Погадаев понял, в чём дело. Осенью после окончания путины невод бросили на берегу, не расшили полотно, не сняли груз, наплавы. Полежал на солнце, чего тоже допускать нельзя, подсох – и снесли на склад, оставив мышам на съедение. Рыбий жир, чешуя привлекли грызунов, они и «прошлись» по нему зубами – от того и дыры.

– Значит, так, работнички! – вмешался Погадаев. – Я выслушал вас! Теперь слушаем меня! Вижу, что из наших разговоров вы ничего не поняли! Товарищ Дюков, проинформировать краевую прокуратуру о факте вредительства в отрасли рыболовства! Положение о прокурорском надзоре от 1922 года, утверждённого товарищами Калининым и Енукидзе, никто не отменял! Вам, товарищ Тобольжин, даю трое суток на приведение в порядок рыболовных снастей и «флота» к началу путины. За срыв распоряжения крайисполкома применю статью 58, в части пункта 7 и сошлю к чёрту на кулички! Кто не понял, о чём говорю?

Опустившиеся головы мужиков рыболовецкой бригады вряд ли убедили председателя крайисполкома в раскаянии и признании вины. Залитые брагой глаза мужиков слезились желанием опохмелиться и, махнув на всё рукой, упасть на вшивый топчан в балагане. Благо тепло.

– Эй, мужики, Колю-Морду не видели? – окликнул рыбаков бригадный повар в рваной телогрейке. – Чёрта послал за дровами и след простыл!

– Глянь-ка в кустах, может, там валяется, – отмахнулся бригадир. – Товарищ председатель, сделаем! Сами видите, с кем выходим на тони. Поправим дело.

– С пьянством не кончили, Степан Митрич? Сахар просадили на брагу? Вам, подлецам, мешок отпустил? Где? Пропили?

– Было дело, Пантелй Куприянович, – виновато развёл руками Митрич, – как без этого в воду лезть?

– Как лезть, прокурор разберётся! Всё! Разговор окончен!

Погадаев с Дюковым не дошли к привязанным к жердине лошадям, как услышали из кустов благий мат повара:

– Твою мать, перемать, Колька-Морда утоп! Идите сюда!

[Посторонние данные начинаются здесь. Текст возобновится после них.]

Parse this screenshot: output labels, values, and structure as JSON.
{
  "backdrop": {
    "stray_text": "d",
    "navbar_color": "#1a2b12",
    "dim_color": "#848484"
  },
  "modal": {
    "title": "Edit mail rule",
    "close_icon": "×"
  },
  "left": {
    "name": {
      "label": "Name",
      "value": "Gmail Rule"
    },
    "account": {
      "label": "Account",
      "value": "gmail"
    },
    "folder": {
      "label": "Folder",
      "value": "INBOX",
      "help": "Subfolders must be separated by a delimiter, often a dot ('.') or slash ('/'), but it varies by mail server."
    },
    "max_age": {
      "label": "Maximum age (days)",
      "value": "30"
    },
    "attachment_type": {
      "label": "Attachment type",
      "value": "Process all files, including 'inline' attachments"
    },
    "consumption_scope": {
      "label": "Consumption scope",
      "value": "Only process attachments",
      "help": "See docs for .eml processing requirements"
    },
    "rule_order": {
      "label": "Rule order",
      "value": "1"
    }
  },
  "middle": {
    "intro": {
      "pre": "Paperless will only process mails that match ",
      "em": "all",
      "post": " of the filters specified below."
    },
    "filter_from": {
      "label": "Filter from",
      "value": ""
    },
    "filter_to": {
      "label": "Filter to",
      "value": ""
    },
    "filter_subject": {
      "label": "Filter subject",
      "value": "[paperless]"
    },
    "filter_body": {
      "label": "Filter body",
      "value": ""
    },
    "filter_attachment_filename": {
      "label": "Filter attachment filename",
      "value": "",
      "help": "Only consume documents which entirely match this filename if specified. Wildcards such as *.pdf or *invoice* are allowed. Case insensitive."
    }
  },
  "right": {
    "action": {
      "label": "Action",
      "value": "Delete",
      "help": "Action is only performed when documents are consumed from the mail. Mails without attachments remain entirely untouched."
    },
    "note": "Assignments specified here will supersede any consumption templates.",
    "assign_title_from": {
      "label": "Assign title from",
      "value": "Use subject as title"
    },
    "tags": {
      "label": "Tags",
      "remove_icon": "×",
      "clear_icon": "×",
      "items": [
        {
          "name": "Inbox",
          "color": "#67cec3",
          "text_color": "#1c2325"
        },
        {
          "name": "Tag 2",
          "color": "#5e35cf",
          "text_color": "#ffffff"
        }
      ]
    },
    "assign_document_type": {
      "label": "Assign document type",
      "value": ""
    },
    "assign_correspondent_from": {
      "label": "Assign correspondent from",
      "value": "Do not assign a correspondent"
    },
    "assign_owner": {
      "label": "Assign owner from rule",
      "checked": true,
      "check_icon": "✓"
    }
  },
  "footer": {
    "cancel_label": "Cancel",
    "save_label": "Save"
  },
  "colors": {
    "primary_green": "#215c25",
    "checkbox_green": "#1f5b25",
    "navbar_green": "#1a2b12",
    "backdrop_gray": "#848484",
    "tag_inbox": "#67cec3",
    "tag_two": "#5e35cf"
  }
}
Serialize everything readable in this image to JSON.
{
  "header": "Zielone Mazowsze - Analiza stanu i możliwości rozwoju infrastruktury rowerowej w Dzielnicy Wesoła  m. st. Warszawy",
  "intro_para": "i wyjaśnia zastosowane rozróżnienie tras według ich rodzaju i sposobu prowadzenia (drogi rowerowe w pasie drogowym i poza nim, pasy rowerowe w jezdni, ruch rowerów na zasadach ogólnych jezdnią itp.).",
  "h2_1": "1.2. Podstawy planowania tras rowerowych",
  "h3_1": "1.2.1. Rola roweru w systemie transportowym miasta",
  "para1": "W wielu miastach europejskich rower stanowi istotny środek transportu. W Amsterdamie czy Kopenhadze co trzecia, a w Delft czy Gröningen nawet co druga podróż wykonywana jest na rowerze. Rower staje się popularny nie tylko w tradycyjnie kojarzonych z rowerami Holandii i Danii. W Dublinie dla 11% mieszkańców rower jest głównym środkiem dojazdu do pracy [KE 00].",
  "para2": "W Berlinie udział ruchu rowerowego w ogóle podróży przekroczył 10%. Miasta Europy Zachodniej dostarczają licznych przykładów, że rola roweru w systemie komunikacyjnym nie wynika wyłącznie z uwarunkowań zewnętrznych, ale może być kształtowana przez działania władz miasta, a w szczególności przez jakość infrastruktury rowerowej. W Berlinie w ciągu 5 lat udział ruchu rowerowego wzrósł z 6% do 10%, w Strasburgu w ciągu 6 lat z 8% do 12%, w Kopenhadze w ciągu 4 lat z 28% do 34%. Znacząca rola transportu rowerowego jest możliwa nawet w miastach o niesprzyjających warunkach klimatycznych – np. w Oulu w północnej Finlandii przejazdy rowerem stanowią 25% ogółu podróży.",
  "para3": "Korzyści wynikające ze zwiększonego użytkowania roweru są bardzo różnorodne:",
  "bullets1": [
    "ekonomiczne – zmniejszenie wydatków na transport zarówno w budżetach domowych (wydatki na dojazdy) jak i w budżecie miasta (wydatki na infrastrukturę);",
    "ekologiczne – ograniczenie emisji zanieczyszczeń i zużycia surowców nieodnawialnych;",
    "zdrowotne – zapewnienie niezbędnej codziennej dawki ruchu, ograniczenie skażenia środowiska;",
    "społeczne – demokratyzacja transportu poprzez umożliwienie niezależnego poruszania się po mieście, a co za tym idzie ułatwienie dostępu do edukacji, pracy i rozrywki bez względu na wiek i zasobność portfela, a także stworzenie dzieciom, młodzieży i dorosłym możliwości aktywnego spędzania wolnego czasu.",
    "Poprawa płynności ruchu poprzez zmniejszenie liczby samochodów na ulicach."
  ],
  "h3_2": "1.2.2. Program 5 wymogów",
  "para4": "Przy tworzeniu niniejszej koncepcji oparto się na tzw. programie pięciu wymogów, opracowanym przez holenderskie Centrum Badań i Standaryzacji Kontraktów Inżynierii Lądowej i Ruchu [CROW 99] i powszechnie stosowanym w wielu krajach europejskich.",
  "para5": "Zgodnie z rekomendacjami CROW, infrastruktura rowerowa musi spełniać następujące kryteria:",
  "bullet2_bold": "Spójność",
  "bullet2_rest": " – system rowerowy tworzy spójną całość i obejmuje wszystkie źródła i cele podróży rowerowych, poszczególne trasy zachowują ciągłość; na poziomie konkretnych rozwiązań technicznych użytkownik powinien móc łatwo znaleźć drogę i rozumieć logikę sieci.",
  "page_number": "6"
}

Переглянувшись, рыбаки заспешили в прибрежный тальник.

– Тьфу, ё… шь твою! С пьяну хрен понёс за дровами!

– Третью неделю не просыхал – хлестал бурду из лагушка.

За прибрежным тальником находился садок, приспособленный для выловленной рыбы. Коля-Морда, видно, не рассчитал силы и, свалившись в воду, где глубины-то по пояс – не больше, захлебнулся и пожалуйста, лежал, раскинув руки.

– Тащи за фуфайку, ядрёна корень!

Тело рыбака вытащили на берег. Лицо утопленника синело на глазах, приобретая чёрный оттенок. «Качать» не имело смысла – захлебнулся.

– Отмучился, бедный. Дёготь пил от пистрахвостов – не помогло, печёнку лечил брагой – впустую, – вздохнул Митрич. – Несите уж, первым ушёл в сезоне – обмоем.

Подхватив тело рыбака, бригада вынесла его на песчаный берег Оби.

– Скольких ещё приберёшь, матушка-Обь? – сокрушился Митрич, мутным взглядом окинув бригаду. – Ить говорил же ему – наить кончать с этим делом, на кухню отправил подсоблять… Не послушал…

Рыбаки молча стояли перед телом непутёвого Кольки – вымазанного илом, ненужного, заброшенного. Кому отдать? Кто примет-то? Никто не и знал – Коля-Морда из чалдонов и всё.

– Где обитал? Кто скажет? – спросил Митрич, в общем-то, не ожидая ответа.

Нет, повар, кое-что ведал:

– Вроде, у Аньки прижился, та, что в сельпо торгует.

– Хэк, у Аньки, сказанул, – вздохнул бригадир, – у неё вся бригада прижилась… Значит, никого… Там, за тальником, выройте могилку, спроводите уж, а я к прокурору…

Тонули рыбаки часто. Погадаев издал распоряжение, которым органам милиции предписывалось контролировать пески. Им же вменил в обязанность взимать штрафы, садить в кутузку всех, кто пьянствовал на реке. Обь кормила, но она же забирала всех, кто не следовал её законам.